Threats to sensemaking are manifold. Among the most readily observable sources are the excesses of identity politics, the rapid polarisation of the long-running culture war, the steep and widespread decline in trust in mainstream media and other public institutions, and the rise of mass disinformation technologies, e.g. fake news working in tandem with social media algorithms designed to hijack our limbic systems and erode our cognitive capacities. If these things can confound and divide us both within and between cultures, then we have little hope of generating the coherent dialogue, let alone the collective resolve, that is required to overcome the formidable global-scale problems converging before us.

Pontoon Archipelago or: How I Learned to Stop Worrying and Love Collapse. By James Allen, originally published by Medium, June 18, 2019


Following is a diagram I’ve been working on to help me make sense of where things are now, and ways to build a better future.

Where things stand now is represented by the path beneath the WHITE heading. Capitalism is outline in red because it represents the injustices capitalism is based on and indicates remaining on this path will continue to result in environmental chaos. See: Rejecting Capitalism https://landbackfriends.com/2021/10/06/rejecting-capitalism/

The BLACK column represents the stolen labor of those who were enslaved and continues today with all the aspects of systemic economic, judicial system, and environmental racism.

The INDIGENOUS column represents the theft of native lands, genocide and forced assimilation. Includes the consequences of destroying the land and widespread pollution of water. And the epidemic of violence against native peoples, specifically missing and murdered Indigenous relatives.

Many people have been working on alternatives, some for years, others more recently. Some of these alternatives are listed in the green box labeled Green New Deal and Red Deal (which is an Indigenous led green new deal).
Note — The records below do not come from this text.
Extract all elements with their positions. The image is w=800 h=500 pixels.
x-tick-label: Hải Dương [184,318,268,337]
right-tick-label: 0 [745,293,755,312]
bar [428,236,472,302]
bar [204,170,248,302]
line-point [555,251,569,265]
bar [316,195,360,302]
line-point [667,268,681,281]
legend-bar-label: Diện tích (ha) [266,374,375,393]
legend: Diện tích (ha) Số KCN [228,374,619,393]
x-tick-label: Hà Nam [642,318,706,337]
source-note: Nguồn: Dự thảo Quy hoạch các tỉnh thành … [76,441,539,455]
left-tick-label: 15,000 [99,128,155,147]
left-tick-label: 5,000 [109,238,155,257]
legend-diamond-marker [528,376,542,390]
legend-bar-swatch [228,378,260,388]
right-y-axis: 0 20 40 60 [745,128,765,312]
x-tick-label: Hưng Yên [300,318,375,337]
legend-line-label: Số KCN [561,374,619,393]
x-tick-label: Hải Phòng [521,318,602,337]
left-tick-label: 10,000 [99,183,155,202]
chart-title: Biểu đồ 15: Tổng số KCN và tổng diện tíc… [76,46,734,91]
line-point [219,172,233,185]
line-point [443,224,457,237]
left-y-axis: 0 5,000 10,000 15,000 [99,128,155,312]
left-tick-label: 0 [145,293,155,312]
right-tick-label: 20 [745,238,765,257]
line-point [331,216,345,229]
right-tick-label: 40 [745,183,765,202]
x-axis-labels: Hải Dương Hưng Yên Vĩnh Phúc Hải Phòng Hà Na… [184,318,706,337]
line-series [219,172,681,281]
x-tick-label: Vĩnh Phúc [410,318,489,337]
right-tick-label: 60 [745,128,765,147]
The website I recently created, LANDBACK Friends, contains more information about these topics.

LANDBACKhttps://landbackfriends.com/?s=landback
Abolitionhttps://landbackfriends.com/?s=abolition
Mutual Aidhttps://landbackfriends.com/?s=Mutual+AID

As sometimes happens, I spend so much time writing background information that I don’t get to the subject I’d planned to write about. What I had intended to write was why I believe we need to think and work “outside the box”. The box in this case represented by columns Black, White and Indigenous, which is a sketch of the current situation. We should not waste more time and effort trying to make incremental changes to those existing systems. And instead work for LANDBACK, Abolition and Mutual Aid. Which my good friend Ronnie James expresses more eloquently here:

I’m of the firm opinion that a system that was built by stolen bodies on stolen land for the benefit of a few is a system that is not repairable. It is operating as designed, and small changes (which are the result of huge efforts) to lessen the blow on those it was not designed for are merely half measures that can’t ever fully succeed.

So the question is now, where do we go from here? Do we continue to make incremental changes while the wealthy hoard more wealth and the climate crisis deepens, or do we do something drastic that has never been done before? Can we envision and create a world where a class war from above isn’t a reality anymore?”